A julgar pela reação mais do que simplória da mais nova, pode perceber que ela não era muito familiarizada com seus gêneros citados. Entendia que haviam muitas pessoas naquele país que realmente não costumava consumir das músicas ocidentais, mas mesmo após anos ela se perguntava como aquilo era possível. Ter sido aberta à todo tipo de musicalidade desde antes de nascer lhe deixava com uma visão e gosto bastante diversificado, por mais que seu coração sempre se inclinasse por indie, rock e até mesmo músicas de décadas que sequer sonhava em nascer.
O sorriso cresceu em seus lábios assim que Haru juntou-se a ela no estofado. – Eu também não lembro de muita coisa não, só que toquei algumas músicas, bebi pra cara… pra caramba e fiquei com uma garota. – deu de ombros ao relatar, sem importar-se de dizer que havia sido uma garota. Dizer que nunca teve problemas por causa de sua sexualidade era uma mentira, mas com os anos ela já não se importava mais com aquilo. Era adulta e mais do que resolvida da vida para precisar preocupar-se e esconder o que era. – Mas é claro que tem, vai demorar mais do que o normal, mas podemos dar um jeito nisso. – com uma breve risada, levou a destra até a franja da garota, bagunçando-a de leve ao rir sem medir a intimidade que não havia entre as duas.
Sequer se lembrava mais que estava a espera do aviso do inicio de sua apresentação quando colocou o violão no colo, demonstrando como deveria segura-lo. – Você segura ele assim, uma mão aqui perto da cabeça dele. – disse bem devagar, apontando para cada parte do violão. Iria tentar ensina-la o básico ali mesmo, até que ouviu a porta ser aberta e alguém lhe chamar, fazendo-a levar um susto. – Por deus, que susto. – resmungou consigo mesma em japonês, com a mão sobre o peito ao virar-se na direção da porta. “Cinco minutos pra você subir, rápido.” Apenas isso fora dito pelo stuff do lugar, que logo se retirou após dar uma olhada em Haru bem ao seu lado. – Opa, eu acho que vou ter que deixar a aula pra outro dia. – deu um sorriso amarelo para a garota, levantando-se em um pulo. Já estava completamente pronta, mas deu uma rápida olhada no espelho antes de voltar para a outra. – Você vai me ver tocar, não é? Ou eu vou ficar muito chateada com você.
Não fez nada além de balançar a cabeça de forma positiva e abrir um largo sorriso quando Yukari falou sobre suas desventuras no luau. Ver alguém falando tão abertamente sobre ficar com alguém do mesmo sexo sempre pegava a coreana de surpresa, mesmo que não houvesse nenhum preconceito contra aquilo. Era incomum, principalmente levando em consideração o quanto aquilo era discriminado no país em que viviam, então sentia uma espécie de orgulho que sequer lhe pertencia quando alguém falava sem medo. Se tivesse de ser honesta, ela mesma possuía uma pequena curiosidade sobre aquilo; nunca havia beijado nenhuma menina além selinhos inocentes, mas a vontade existia... Só nunca havia agido sobre ela, e não via nenhuma oportunidade de fazer aquilo acontecer.

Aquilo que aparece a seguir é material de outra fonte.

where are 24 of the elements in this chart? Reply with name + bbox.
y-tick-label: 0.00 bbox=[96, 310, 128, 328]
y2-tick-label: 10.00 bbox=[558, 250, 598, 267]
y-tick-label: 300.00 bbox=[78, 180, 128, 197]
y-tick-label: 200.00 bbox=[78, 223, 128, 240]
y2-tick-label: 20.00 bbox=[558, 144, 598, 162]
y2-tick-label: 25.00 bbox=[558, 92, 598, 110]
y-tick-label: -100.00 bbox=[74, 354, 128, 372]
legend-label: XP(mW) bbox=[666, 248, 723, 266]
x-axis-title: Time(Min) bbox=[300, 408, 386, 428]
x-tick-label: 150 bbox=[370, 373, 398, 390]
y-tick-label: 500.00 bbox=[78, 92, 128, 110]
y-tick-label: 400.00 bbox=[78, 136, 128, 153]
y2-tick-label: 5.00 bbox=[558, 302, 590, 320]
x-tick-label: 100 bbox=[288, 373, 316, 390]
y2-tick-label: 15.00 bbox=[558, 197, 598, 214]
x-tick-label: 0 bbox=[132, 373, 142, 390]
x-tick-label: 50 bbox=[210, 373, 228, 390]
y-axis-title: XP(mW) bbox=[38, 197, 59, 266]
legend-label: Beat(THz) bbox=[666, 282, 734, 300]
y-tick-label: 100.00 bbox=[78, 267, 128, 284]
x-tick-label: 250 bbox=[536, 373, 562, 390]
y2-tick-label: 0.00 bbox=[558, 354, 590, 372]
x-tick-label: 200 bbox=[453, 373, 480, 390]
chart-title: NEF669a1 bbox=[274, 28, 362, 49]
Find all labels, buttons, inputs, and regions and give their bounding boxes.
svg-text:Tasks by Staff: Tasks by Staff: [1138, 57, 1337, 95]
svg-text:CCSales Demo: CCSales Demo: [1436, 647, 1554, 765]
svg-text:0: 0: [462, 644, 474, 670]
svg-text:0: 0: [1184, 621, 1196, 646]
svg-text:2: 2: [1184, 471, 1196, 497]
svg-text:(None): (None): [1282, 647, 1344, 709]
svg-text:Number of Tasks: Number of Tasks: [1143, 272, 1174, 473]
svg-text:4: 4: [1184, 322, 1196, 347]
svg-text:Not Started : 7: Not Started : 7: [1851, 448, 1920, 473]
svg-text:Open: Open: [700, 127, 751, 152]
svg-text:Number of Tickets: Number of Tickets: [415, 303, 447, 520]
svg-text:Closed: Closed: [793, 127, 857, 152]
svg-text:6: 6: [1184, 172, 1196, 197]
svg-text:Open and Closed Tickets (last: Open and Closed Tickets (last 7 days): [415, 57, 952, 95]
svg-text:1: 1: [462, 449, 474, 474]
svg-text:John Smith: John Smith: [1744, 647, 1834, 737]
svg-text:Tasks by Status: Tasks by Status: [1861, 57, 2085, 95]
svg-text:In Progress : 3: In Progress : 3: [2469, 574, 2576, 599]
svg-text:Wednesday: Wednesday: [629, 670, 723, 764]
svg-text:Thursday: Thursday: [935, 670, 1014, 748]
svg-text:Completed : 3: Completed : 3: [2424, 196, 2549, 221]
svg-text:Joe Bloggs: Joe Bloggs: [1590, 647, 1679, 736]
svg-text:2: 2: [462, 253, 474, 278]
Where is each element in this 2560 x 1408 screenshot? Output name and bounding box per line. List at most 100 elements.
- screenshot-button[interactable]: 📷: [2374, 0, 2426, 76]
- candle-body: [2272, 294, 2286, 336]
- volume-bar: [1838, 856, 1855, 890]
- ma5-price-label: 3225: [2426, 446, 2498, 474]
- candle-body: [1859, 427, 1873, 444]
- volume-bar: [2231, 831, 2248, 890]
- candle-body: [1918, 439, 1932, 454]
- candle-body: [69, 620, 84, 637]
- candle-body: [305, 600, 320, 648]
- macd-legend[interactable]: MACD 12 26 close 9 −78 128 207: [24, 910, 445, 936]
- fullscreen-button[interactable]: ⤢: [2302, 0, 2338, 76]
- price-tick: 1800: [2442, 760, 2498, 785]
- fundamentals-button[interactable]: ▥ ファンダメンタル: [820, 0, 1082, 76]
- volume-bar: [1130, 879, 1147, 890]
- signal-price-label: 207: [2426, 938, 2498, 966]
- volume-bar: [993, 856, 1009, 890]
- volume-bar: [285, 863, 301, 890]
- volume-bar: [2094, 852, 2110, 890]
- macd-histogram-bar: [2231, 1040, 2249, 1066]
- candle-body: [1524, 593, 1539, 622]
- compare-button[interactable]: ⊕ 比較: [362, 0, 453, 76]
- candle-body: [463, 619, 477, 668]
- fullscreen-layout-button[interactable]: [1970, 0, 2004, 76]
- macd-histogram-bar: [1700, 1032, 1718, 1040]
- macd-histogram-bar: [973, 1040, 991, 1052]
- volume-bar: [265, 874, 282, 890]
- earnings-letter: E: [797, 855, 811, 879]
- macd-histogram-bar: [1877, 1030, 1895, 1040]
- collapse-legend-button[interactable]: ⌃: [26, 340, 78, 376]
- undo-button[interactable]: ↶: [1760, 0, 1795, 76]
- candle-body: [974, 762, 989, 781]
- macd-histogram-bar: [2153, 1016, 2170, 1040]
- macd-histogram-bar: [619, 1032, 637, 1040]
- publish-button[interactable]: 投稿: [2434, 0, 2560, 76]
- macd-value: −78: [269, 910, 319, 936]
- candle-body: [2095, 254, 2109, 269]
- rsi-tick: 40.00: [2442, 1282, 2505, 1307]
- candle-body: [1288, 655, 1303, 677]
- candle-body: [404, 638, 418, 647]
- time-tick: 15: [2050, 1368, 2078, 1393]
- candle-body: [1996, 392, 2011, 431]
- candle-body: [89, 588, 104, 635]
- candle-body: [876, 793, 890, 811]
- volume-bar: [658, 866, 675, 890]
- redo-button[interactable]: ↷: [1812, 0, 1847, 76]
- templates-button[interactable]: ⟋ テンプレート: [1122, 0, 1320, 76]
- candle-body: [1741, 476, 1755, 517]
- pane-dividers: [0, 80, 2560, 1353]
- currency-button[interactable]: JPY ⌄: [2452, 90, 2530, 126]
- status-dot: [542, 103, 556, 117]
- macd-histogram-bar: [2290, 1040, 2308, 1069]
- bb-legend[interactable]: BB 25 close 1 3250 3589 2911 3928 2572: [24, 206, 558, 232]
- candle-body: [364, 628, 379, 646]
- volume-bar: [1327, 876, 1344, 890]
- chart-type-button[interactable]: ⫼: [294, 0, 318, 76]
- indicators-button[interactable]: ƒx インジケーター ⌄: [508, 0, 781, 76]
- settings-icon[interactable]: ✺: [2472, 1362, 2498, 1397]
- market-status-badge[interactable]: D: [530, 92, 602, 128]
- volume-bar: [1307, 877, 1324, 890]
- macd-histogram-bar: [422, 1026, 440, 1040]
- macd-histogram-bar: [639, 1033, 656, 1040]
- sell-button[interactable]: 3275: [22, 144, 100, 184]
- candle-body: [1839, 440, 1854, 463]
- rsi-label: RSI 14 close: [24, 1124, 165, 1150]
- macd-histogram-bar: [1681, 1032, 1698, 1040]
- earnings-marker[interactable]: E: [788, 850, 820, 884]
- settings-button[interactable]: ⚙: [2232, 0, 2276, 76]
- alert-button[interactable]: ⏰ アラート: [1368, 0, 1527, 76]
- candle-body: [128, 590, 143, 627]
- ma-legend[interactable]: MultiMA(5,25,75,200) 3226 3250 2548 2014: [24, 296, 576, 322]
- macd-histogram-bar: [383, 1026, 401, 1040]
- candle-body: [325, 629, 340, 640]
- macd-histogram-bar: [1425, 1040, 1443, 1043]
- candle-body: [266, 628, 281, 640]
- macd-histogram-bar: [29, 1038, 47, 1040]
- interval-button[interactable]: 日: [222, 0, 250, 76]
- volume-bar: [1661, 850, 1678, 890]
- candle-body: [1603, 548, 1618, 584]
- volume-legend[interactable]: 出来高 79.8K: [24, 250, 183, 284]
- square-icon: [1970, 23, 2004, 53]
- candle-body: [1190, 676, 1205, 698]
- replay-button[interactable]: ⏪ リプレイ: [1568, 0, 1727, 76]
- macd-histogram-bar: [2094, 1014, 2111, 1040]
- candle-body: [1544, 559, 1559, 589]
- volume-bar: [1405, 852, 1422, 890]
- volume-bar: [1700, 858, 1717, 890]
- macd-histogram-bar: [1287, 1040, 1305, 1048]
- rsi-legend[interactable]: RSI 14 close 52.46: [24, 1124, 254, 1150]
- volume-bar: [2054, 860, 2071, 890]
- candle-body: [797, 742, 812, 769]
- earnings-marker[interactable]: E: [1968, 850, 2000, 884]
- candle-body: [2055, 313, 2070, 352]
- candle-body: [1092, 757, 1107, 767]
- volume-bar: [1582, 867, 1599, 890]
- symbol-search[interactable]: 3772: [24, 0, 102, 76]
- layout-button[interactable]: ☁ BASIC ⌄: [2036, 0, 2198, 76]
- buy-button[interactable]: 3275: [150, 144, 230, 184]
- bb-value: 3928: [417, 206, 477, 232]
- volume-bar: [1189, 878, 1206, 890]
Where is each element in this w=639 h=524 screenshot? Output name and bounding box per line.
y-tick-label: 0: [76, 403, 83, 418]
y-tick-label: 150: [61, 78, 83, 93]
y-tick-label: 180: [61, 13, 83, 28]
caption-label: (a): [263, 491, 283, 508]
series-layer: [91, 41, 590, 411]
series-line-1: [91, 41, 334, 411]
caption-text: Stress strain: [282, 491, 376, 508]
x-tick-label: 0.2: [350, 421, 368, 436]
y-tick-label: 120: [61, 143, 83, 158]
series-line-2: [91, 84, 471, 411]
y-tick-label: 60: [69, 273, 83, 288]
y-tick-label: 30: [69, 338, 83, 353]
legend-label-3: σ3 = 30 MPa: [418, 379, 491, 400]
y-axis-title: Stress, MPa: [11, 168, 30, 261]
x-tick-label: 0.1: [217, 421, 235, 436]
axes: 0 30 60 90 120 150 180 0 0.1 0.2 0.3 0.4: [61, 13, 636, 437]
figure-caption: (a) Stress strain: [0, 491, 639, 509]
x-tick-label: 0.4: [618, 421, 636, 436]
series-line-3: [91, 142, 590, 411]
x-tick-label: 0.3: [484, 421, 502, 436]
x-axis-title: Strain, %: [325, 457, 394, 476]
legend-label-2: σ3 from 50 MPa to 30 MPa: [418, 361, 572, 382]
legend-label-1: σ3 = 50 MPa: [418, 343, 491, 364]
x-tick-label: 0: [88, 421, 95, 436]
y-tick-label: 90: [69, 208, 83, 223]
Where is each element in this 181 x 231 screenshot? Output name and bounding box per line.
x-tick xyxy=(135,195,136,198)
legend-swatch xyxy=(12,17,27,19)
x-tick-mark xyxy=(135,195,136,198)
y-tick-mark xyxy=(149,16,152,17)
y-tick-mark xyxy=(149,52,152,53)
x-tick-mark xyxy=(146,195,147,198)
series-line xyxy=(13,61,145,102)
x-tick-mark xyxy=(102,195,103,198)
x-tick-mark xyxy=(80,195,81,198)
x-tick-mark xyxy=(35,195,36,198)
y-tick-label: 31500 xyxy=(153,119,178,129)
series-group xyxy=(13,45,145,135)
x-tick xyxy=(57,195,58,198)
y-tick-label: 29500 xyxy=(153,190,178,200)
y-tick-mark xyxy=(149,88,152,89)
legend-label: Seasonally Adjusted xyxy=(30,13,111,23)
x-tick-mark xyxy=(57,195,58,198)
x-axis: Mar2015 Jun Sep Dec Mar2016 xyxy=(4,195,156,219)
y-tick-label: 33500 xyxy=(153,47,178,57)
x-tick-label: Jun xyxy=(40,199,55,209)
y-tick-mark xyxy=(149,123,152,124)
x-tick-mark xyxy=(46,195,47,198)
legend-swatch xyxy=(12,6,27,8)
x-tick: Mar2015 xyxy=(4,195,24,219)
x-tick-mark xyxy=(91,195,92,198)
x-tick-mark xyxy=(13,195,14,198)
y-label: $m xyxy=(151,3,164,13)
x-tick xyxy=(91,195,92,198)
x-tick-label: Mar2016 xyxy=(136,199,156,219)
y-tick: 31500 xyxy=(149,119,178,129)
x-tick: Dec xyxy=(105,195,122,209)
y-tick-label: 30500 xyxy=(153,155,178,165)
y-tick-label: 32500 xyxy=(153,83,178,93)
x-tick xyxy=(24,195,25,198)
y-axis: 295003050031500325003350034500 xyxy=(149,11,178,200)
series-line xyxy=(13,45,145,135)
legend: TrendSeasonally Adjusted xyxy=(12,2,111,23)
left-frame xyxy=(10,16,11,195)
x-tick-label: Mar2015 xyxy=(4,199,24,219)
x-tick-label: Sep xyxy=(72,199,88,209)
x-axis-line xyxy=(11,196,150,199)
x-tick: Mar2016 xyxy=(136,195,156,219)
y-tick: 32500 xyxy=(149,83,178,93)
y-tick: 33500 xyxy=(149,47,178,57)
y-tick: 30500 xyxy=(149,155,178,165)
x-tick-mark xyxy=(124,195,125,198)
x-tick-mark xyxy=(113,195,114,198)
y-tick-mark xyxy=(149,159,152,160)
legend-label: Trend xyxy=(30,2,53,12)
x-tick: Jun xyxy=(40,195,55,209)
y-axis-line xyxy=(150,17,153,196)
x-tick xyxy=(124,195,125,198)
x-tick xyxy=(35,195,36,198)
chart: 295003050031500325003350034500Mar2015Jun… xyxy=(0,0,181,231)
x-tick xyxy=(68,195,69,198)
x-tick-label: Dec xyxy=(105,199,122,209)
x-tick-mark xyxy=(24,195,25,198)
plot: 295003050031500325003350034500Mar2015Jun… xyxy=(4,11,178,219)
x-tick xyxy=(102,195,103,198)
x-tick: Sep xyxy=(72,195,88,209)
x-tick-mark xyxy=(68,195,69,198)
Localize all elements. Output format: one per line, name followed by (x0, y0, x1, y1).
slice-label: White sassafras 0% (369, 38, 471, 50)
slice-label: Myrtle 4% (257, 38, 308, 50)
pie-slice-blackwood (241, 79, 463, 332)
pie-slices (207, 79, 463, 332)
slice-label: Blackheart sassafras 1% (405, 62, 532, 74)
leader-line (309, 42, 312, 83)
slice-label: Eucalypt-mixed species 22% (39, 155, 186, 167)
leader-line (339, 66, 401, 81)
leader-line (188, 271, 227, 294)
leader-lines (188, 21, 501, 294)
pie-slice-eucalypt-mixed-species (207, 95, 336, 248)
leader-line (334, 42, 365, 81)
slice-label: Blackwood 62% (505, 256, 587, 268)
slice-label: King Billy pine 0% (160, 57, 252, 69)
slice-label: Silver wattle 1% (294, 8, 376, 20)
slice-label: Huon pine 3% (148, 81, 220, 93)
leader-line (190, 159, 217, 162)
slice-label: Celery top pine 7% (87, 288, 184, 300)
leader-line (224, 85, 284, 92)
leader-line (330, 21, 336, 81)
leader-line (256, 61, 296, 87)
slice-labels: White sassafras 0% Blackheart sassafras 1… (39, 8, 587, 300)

Talvez por seus pensamentos terem se desviado nesse caminho, Haru se surpreendeu um pouco quando sentiu a mão de Yukari em sua franja, mas fez seu melhor para disfarçar e apenas sorrir para ela. Em seguida balançou a cabeça de forma negativa, como quem espantava os pensamentos, para poder focar no que a japonesa lhe mostrava. Com a atenção que dedicava apenas às suas aulas, a garçonete focou o olhar no instrumento no colo da outra, tentando entender como segurá-lo da forma correta. E, claro, como estava tão focada, foi inevitável o susto quando a porta do local foi aberta, fazendo-a voltar a realidade. Meu Deus, não quero nem ouvir a bronca que vou levar...
Levantando de um pulo, Haru abriu um largo sorriso enquanto acompanhava Yukari se aprontar. Já estava ali mesmo, completamente ferrada, então um minuto a mais não faria tanta diferença assim. “É claro que eu vou!” Confirmou sem sequer pensar. “Bom, vou estar servindo mesas o tempo inteiro, mas é claro que eu vou assistir, não perderia isso por nada agora que eu sei o que a senhorita também é capaz de fazer.” Riu e em seguida fez uma pequena reverência, dando um passo para trás. “Tenha uma boa apresentação, Yukari-ssi. Espero que a gente possa conversar mais e, ah! Eu não vou esquecer da aula, hein?”